El circo Firuliche emergió una noche, mágico barco de luces, desde las profundidades del lago de Nicaragua. Eran clarines guerreros las cornetas de cartón de los payasos y altas banderas los harapos que flameaban anunciando la mayor fiesta del mundo. La carpa estaba toda llena de remiendos, y también los leones, leones jubiladitos; pero la carpa era un castillo y los leones eran los reyes de la selva: y era la reina de los cielos aquella rechoncha señora, fulgurante de lentejuelas, que se balanceaba a un metro del suelo.
Entonces Luz Marina decidió hacerse maromera. Y saltó de verdad, desde muy alto, y en su primera acrobacia a los seis años de edad, se rompió las costillas.
Y así fue, después, la vida. En la guerra, larga guerra contra la dictadura de Somoza, y en los amores; siempre volando, siempre rompiéndose las costillas.
Porque quien entra al circo Firuliche, no sale nunca.


La abuela

La abuela Bertha Jensen murió maldiciendo.
Ella había vivido toda su vida en puntas de pie, como pidiendo perdón por molestar, consagrada al servicio de su marido y de su prole de cinco hijos, esposa ejemplar, madre abnegada, silencioso ejemplo de virtud: jamás una queja había salido de sus labios, ni mucho menos una palabrota.
Cuando la enfermedad la derribó, llamó al marido, lo sentó ante la cama y empezó. Nadie sospechaba que ella conocía aquel vocabulario de marinero borracho. La agonía fue larga. Durante más de un mes, la abuela vomitó desde la cama un incesante chorro de insultos y blasfemias de los bajos fondos.

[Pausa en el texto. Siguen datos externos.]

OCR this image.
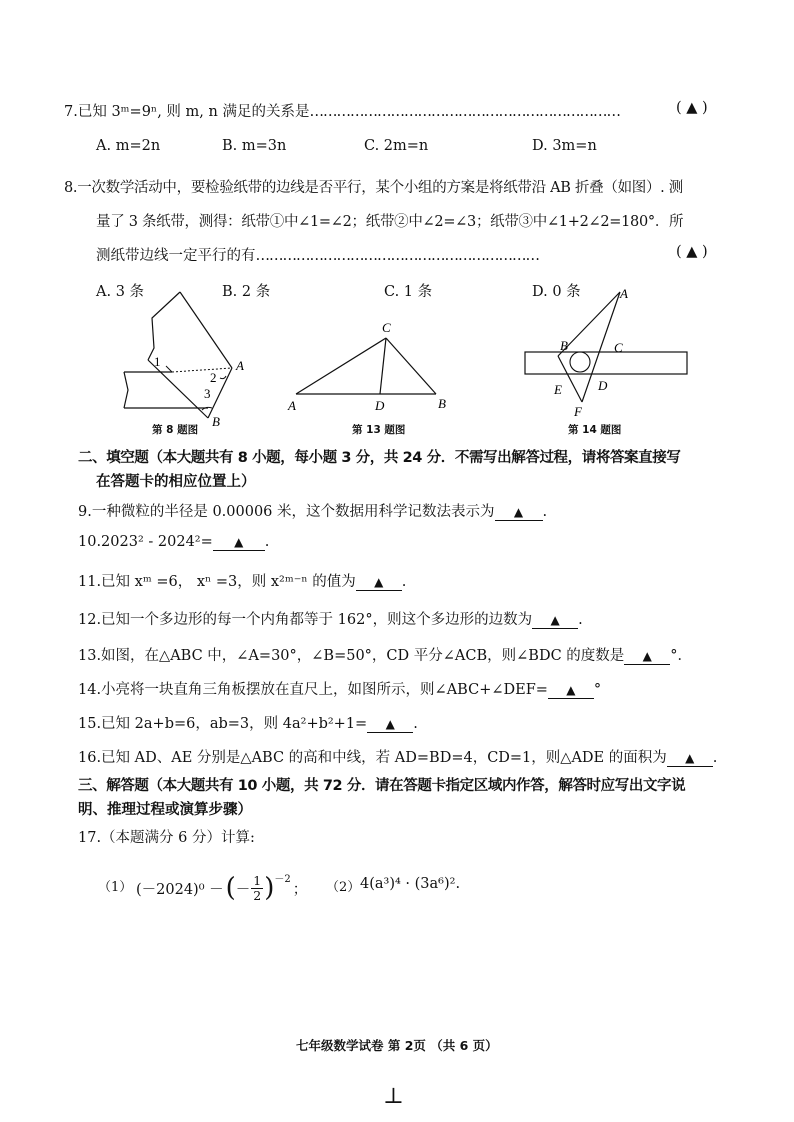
7.已知 3ᵐ=9ⁿ, 则 m, n 满足的关系是……………………………………………………………	( ▲ )
A. m=2n	B. m=3n	C. 2m=n	D. 3m=n
8.一次数学活动中，要检验纸带的边线是否平行，某个小组的方案是将纸带沿 AB 折叠（如图）. 测
量了 3 条纸带，测得：纸带①中∠1=∠2；纸带②中∠2=∠3；纸带③中∠1+2∠2=180°．所
测纸带边线一定平行的有………………………………………………………	( ▲ )
A. 3 条	B. 2 条	C. 1 条	D. 0 条
1
2
3
A
B
第 8 题图
C
A	D	B
第 13 题图
A
B	C
E	D
F
第 14 题图
二、填空题（本大题共有 8 小题，每小题 3 分，共 24 分．不需写出解答过程，请将答案直接写
在答题卡的相应位置上）
9.一种微粒的半径是 0.00006 米，这个数据用科学记数法表示为 ▲ .
10.2023² - 2024²= ▲ .
11.已知 xᵐ =6， xⁿ =3，则 x²ᵐ⁻ⁿ 的值为 ▲ .
12.已知一个多边形的每一个内角都等于 162°，则这个多边形的边数为 ▲ .
13.如图，在△ABC 中，∠A=30°，∠B=50°，CD 平分∠ACB，则∠BDC 的度数是 ▲ °．
14.小亮将一块直角三角板摆放在直尺上，如图所示，则∠ABC+∠DEF= ▲ °
15.已知 2a+b=6，ab=3，则 4a²+b²+1= ▲ .
16.已知 AD、AE 分别是△ABC 的高和中线，若 AD=BD=4，CD=1，则△ADE 的面积为 ▲ .
三、解答题（本大题共有 10 小题，共 72 分．请在答题卡指定区域内作答，解答时应写出文字说
明、推理过程或演算步骤）
17.（本题满分 6 分）计算:
（1） (－2024)⁰ － ( －
1
2 )$^{-2}$
； （2） 4(a³)⁴ · (3a⁶)².
七年级数学试卷 第 2页 （共 6 页）
⊥
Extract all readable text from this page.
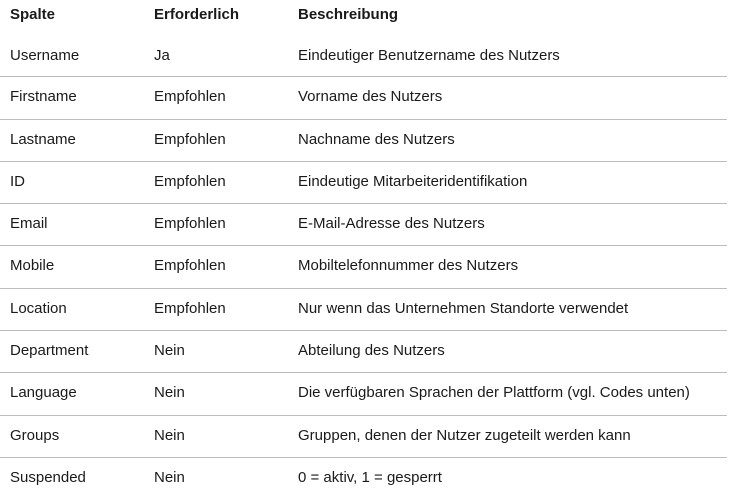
Spalte	Erforderlich	Beschreibung
Username	Ja	Eindeutiger Benutzername des Nutzers
Firstname	Empfohlen	Vorname des Nutzers
Lastname	Empfohlen	Nachname des Nutzers
ID	Empfohlen	Eindeutige Mitarbeiteridentifikation
Email	Empfohlen	E-Mail-Adresse des Nutzers
Mobile	Empfohlen	Mobiltelefonnummer des Nutzers
Location	Empfohlen	Nur wenn das Unternehmen Standorte verwendet
Department	Nein	Abteilung des Nutzers
Language	Nein	Die verfügbaren Sprachen der Plattform (vgl. Codes unten)
Groups	Nein	Gruppen, denen der Nutzer zugeteilt werden kann
Suspended	Nein	0 = aktiv, 1 = gesperrt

Hasta la voz le había cambiado.
Ella, que nunca había fumado ni bebido nada que no fuera agua o leche, puteaba con voz ronquita. Y así, puteando, murió: y hubo un alivio general en la familia y en el vecindario.

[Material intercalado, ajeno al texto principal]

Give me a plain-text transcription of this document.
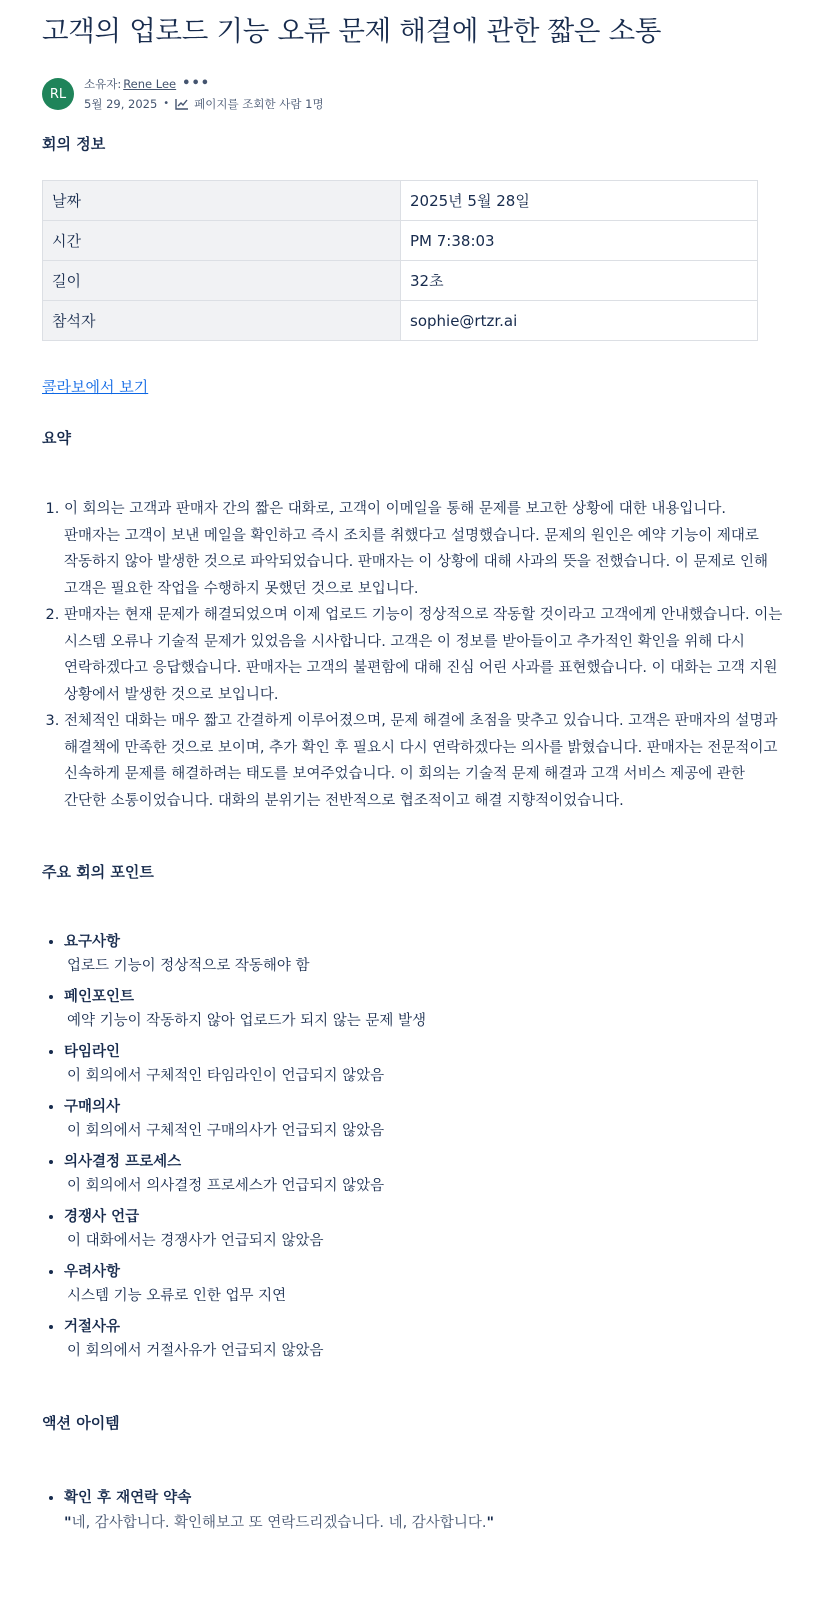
고객의 업로드 기능 오류 문제 해결에 관한 짧은 소통
RL
소유자: Rene Lee •••
5월 29, 2025 • 페이지를 조회한 사람 1명
회의 정보
날짜	2025년 5월 28일
시간	PM 7:38:03
길이	32초
참석자	sophie@rtzr.ai
콜라보에서 보기
요약
1. 이 회의는 고객과 판매자 간의 짧은 대화로, 고객이 이메일을 통해 문제를 보고한 상황에 대한 내용입니다. 판매자는 고객이 보낸 메일을 확인하고 즉시 조치를 취했다고 설명했습니다. 문제의 원인은 예약 기능이 제대로 작동하지 않아 발생한 것으로 파악되었습니다. 판매자는 이 상황에 대해 사과의 뜻을 전했습니다. 이 문제로 인해 고객은 필요한 작업을 수행하지 못했던 것으로 보입니다.
2. 판매자는 현재 문제가 해결되었으며 이제 업로드 기능이 정상적으로 작동할 것이라고 고객에게 안내했습니다. 이는 시스템 오류나 기술적 문제가 있었음을 시사합니다. 고객은 이 정보를 받아들이고 추가적인 확인을 위해 다시 연락하겠다고 응답했습니다. 판매자는 고객의 불편함에 대해 진심 어린 사과를 표현했습니다. 이 대화는 고객 지원 상황에서 발생한 것으로 보입니다.
3. 전체적인 대화는 매우 짧고 간결하게 이루어졌으며, 문제 해결에 초점을 맞추고 있습니다. 고객은 판매자의 설명과 해결책에 만족한 것으로 보이며, 추가 확인 후 필요시 다시 연락하겠다는 의사를 밝혔습니다. 판매자는 전문적이고 신속하게 문제를 해결하려는 태도를 보여주었습니다. 이 회의는 기술적 문제 해결과 고객 서비스 제공에 관한 간단한 소통이었습니다. 대화의 분위기는 전반적으로 협조적이고 해결 지향적이었습니다.
주요 회의 포인트
• 요구사항
업로드 기능이 정상적으로 작동해야 함
• 페인포인트
예약 기능이 작동하지 않아 업로드가 되지 않는 문제 발생
• 타임라인
이 회의에서 구체적인 타임라인이 언급되지 않았음
• 구매의사
이 회의에서 구체적인 구매의사가 언급되지 않았음
• 의사결정 프로세스
이 회의에서 의사결정 프로세스가 언급되지 않았음
• 경쟁사 언급
이 대화에서는 경쟁사가 언급되지 않았음
• 우려사항
시스템 기능 오류로 인한 업무 지연
• 거절사유
이 회의에서 거절사유가 언급되지 않았음
액션 아이템
• 확인 후 재연락 약속
"네, 감사합니다. 확인해보고 또 연락드리겠습니다. 네, 감사합니다."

Murió donde había nacido, en el pueblo de Dragor, frente al mar, en Dinamarca. Se llamaba Inge. Tenía una linda cara de gitana. Le gustaba vestir de rojo y navegar al sol.

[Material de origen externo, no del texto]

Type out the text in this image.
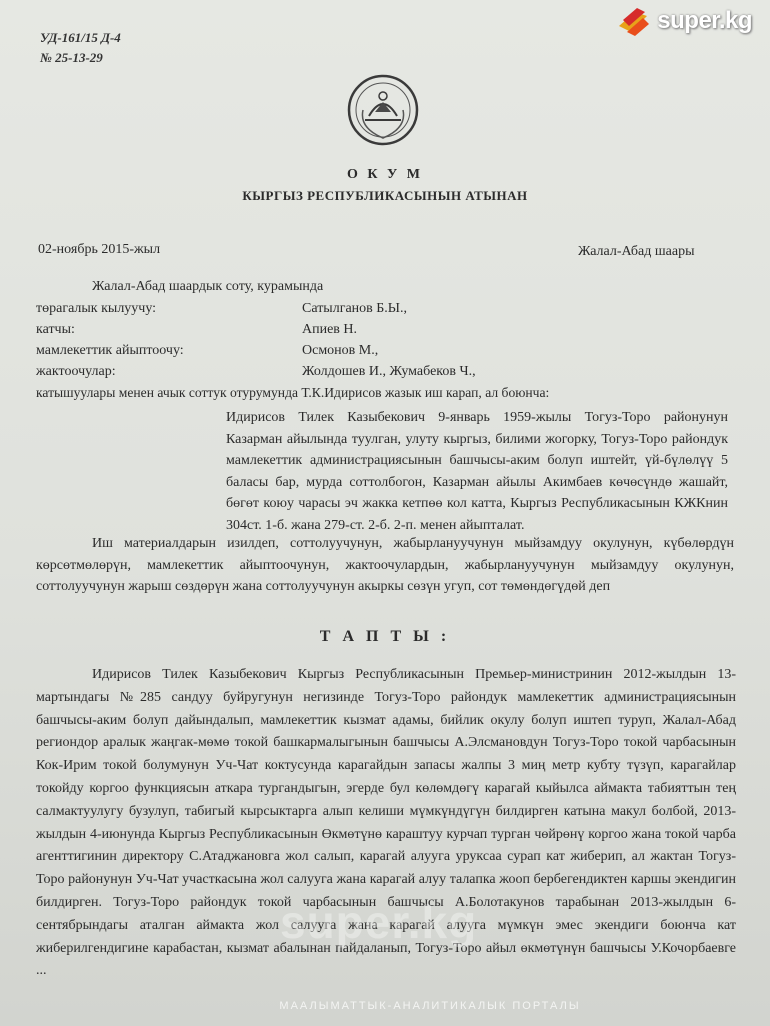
УД-161/15 Д-4
№ 25-13-29
super.kg
О К У М
КЫРГЫЗ РЕСПУБЛИКАСЫНЫН АТЫНАН
02-ноябрь 2015-жыл	Жалал-Абад шаары
Жалал-Абад шаардык соту, курамында
төрагалык кылуучу:	Сатылганов Б.Ы.,
катчы:	Апиев Н.
мамлекеттик айыптоочу:	Осмонов М.,
жактоочулар:	Жолдошев И., Жумабеков Ч.,
катышуулары менен ачык соттук отурумунда Т.К.Идирисов жазык иш карап, ал боюнча:
Идирисов Тилек Казыбекович 9-январь 1959-жылы Тогуз-Торо районунун Казарман айылында туулган, улуту кыргыз, билими жогорку, Тогуз-Торо райондук мамлекеттик администрациясынын башчысы-аким болуп иштейт, үй-бүлөлүү 5 баласы бар, мурда соттолбогон, Казарман айылы Акимбаев көчөсүндө жашайт, бөгөт коюу чарасы эч жакка кетпөө кол катта, Кыргыз Республикасынын КЖКнин 304ст. 1-б. жана 279-ст. 2-б. 2-п. менен айыпталат.
Иш материалдарын изилдеп, соттолуучунун, жабырлануучунун мыйзамдуу окулунун, күбөлөрдүн көрсөтмөлөрүн, мамлекеттик айыптоочунун, жактоочулардын, жабырлануучунун мыйзамдуу окулунун, соттолуучунун жарыш сөздөрүн жана соттолуучунун акыркы сөзүн угуп, сот төмөндөгүдөй деп
Т А П Т Ы :
Идирисов Тилек Казыбекович Кыргыз Республикасынын Премьер-министринин 2012-жылдын 13-мартындагы №285 сандуу буйругунун негизинде Тогуз-Торо райондук мамлекеттик администрациясынын башчысы-аким болуп дайындалып, мамлекеттик кызмат адамы, бийлик окулу болуп иштеп туруп, Жалал-Абад региондор аралык жаңгак-мөмө токой башкармалыгынын башчысы А.Элсмановдун Тогуз-Торо токой чарбасынын Кок-Ирим токой болумунун Уч-Чат коктусунда карагайдын запасы жалпы 3 миң метр кубту түзүп, карагайлар токойду коргоо функциясын аткара тургандыгын, эгерде бул көлөмдөгү карагай кыйылса аймакта табияттын тең салмактуулугу бузулуп, табигый кырсыктарга алып келиши мүмкүндүгүн билдирген катына макул болбой, 2013-жылдын 4-июнунда Кыргыз Республикасынын Өкмөтүнө караштуу курчап турган чөйрөнү коргоо жана токой чарба агенттигинин директору С.Атаджановга жол салып, карагай алууга уруксаа сурап кат жиберип, ал жактан Тогуз-Торо районунун Уч-Чат участкасына жол салууга жана карагай алуу талапка жооп бербегендиктен каршы экендигин билдирген. Тогуз-Торо райондук токой чарбасынын башчысы А.Болотакунов тарабынан 2013-жылдын 6-сентябрындагы аталган аймакта жол салууга жана карагай алууга мүмкүн эмес экендиги боюнча кат жиберилгендигине карабастан, кызмат абалынан пайдаланып, Тогуз-Торо айыл өкмөтүнүн башчысы У.Кочорбаевге ...
super.kg
МААЛЫМАТТЫК-АНАЛИТИКАЛЫК ПОРТАЛЫ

Celebración de la amistad /2

Juan Gelman me contó que una señora se había batido a paraguazos, en una avenida de París, contra toda una brigada de obreros municipales. Los obreros estaban cazando palomas cuando ella emergió de un increíble Ford a bigotes, un coche de museo, de aquellos que arrancaban a manivela; y blandiendo su paraguas, se lanzó al ataque.
A mandobles se abrió paso, y su paraguas justiciero rompió las redes donde las palomas habían sido atrapadas. Entonces, mientras las palomas huían en blanco alboroto, la señora la emprendió a paraguazos contra los obreros.
Los obreros no atinaron más que a protegerse, como pudieron, con los brazos, y balbuceaban protestas que ella no oía: más respeto, señora, haga el favor, estamos trabajando, son órdenes superiores, señora, por qué no le pega al alcalde, cálmese señora, qué bicho la picó, se ha vuelto loca esta mujer.
Cuando a la indignada señora se le cansó el brazo, y se apoyó en una pared para tomar aliento, los obreros exigieron una explicación.
Después de un largo silencio, ella dijo: -“Mi hijo murió”.
Los obreros dijeron que lo lamentaban mucho, pero que ellos no tenían la culpa. También dijeron que esa mañana había mucho que hacer, usted comprenda.
-“Mi hijo murió”- repitió ella.
Y los obreros: que sí, que sí, pero que ellos se estaban ganando el pan, que hay millones de palomas sueltas por todo París, que las jodidas palomas son la ruina de esta ciudad.
-“Cretinos”- los fulminó la señora.
Y lejos de los obreros, lejos de todo, dijo: -“Mi hijo murió y se convirtió en paloma”.
Los obreros callaron y estuvieron un largo rato pensando.
Y por fin señalando a las palomas que andaban por los cielos y los tejados y las aceras propusieron:
- Señora: ¿”porqué no se lleva a su hijo y nos deja trabajar en paz”?
Ella se enderezó el sombrero negro.
- ¡”Ah, no”! ¡”Eso sí que no”!. Miró a través de los obreros, como si fueran de vidrio, y muy serenamente dijo:
-“Yo no sé cuál de las palomas es mi hijo. Y si supiera, tampoco me lo llevaría. Porque, ¿qué derecho tengo yo a separarlo de sus amigos”?